Homily for Good FridayPublished:
April 14, 2017
Exhausted, drained of life by the cost of this fearful conflict, the dead body of the Son of God hangs lifeless on the cross. How terrible the conflict, which could snatch away the life of the Lord of Life.
Yet there is about to be revealed an awesome mystery, a mystery kept secret for long ages (Rom. 16:25), the mystery hidden from ages past in God who created all things (Eph. 3:9), namely, that Christ is the beginning, the firstborn from the dead, that in all things he himself might be preeminent. For in him all the fullness was pleased to dwell, and through him to reconcile all things for him, making peace by the blood of his cross, whether those on earth or those in heaven (Col. 1:18b-20). For the body of the Lord is but resting after the exhaustion of this dread struggle with the final enemy, death. Because it was in this humanity that he share with us that the Son had exercised his unwavering obedience to death, even death on a cross, the power of God is about to suffuse this body so fully that it will rise glorious never ever subject to death again.
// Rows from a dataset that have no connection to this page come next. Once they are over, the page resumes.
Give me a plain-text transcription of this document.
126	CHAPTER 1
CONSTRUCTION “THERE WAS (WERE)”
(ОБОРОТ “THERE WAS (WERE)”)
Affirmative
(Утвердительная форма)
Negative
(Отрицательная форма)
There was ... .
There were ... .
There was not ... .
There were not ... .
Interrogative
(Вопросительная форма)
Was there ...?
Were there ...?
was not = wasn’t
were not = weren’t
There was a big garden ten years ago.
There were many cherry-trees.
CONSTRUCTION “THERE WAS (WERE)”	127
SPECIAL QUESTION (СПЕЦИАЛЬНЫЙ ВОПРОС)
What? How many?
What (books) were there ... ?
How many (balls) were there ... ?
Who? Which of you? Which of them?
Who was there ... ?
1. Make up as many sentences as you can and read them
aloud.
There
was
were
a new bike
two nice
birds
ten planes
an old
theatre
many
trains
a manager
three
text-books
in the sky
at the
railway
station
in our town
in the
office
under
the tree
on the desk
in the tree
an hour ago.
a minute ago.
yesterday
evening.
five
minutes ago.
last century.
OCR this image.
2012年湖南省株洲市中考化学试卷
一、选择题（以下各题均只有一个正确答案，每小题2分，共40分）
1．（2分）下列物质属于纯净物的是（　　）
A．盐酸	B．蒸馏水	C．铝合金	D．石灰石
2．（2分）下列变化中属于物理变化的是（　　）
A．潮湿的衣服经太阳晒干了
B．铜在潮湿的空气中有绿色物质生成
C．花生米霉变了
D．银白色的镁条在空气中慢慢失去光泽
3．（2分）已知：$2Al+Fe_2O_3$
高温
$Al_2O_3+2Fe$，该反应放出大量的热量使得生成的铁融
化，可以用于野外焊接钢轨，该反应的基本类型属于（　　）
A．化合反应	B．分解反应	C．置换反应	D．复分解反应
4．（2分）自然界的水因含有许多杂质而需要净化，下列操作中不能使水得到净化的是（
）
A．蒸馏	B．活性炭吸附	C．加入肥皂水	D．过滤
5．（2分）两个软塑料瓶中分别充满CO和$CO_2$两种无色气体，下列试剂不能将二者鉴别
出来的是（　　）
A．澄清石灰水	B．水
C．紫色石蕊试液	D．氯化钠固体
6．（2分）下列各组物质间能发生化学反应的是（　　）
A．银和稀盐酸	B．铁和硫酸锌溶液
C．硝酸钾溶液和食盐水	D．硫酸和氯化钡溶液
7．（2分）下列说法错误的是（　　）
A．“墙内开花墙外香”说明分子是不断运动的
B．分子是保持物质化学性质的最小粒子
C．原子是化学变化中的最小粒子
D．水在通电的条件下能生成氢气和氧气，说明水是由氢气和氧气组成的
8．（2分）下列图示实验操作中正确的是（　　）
And in this rising, the power of death and sin is broken for all eternity.
But today we are confronted with the dead body of the Lord of Life, abandoned, tortured, spit upon and murdered. And in this, the terrible mystery of evil is laid bare and exposed to our gaze. This stark presentation of the consequences of sin should shake us from our complacency to recognize the consequences, so often unintended but relentless in their destructive power, which flow from our own sins. The blatant cruelty and cynical injustice of the death of the Savior should sensitize us to the surreptitious and insidious ambush of evil in our lives and in our world. How easily evil can appear as a mere clinical procedure, masquerade under the guise of care, and dress itself up to deceive. We know well the Apostle’s lament: Sin, in order that it might be shown to be sin, worked death in me through the good…What I do, I do not understand. For I do not do what I want, but I do what I hate… Miserable one that I am! The leaders in Jerusalem regard Jesus as expendable: You know nothing, do you not consider that it is better for you that one man should die instead of the people? Pilate’s cowardice collapses before the demands of the mob and hands over to death a man he knows is innocent. Religious leaders, outraged that Jesus so easily steps over the boundaries they so carefully place around God ignore the plain evidence of his signs and his message. How easily we are deceived, how facilely we rationalize our failings, how little we trust in the power of the truth when faced with the overwhelming pressure and fear of the violence of the crowd. Yes, the power of evil in the world is mysterious, and we ought rightly fear it, for it has blighted all creation and disfigured the divine image in which we were created.
Yet in that same dead body of the Lord of Life we are also faced with the mystery of the God who is love – a mystery so incomprehensible that we can ponder it only in awe and amazement. We see paradoxically realized in the crucifixion of the Lord the Apostle’s words: Where sin has abounded, grace has even more abounded. Who is this God who, having created a frail creature out of nothing and endowed it with the gift of his own life, responds only with compassion when that same frail creatures hurls insults and betrayals without end? Who is this God who, to redeem a slave, gives away His Son? Who is this God, who responds to the depths of cruelty and hatred with fathomless mercy? Who is this God on the cross, who loved me and gave himself up for me? It is an awesome mystery, one so exquisite in beauty that it is almost too painful to contemplate. This is the God who reveals himself to us today in the dead body of the Lord of Life hanging on the cross – the God who is love and who ceaselessly offers us the way to return to that familiar friendship He shared with us when he first created human beings on the earth.
In the face of such beauty we can respond only with the Apostle’s exclamation: Oh, the depth of the riches and wisdom and knowledge of God! How inscrutable are his judgments and how unsearchable his ways! For who has known the mind of the Lord or who has been his counselor? Or who has given him anything that he may be repaid? For from him and through him and for him are all things. To him be glory forever. Amen.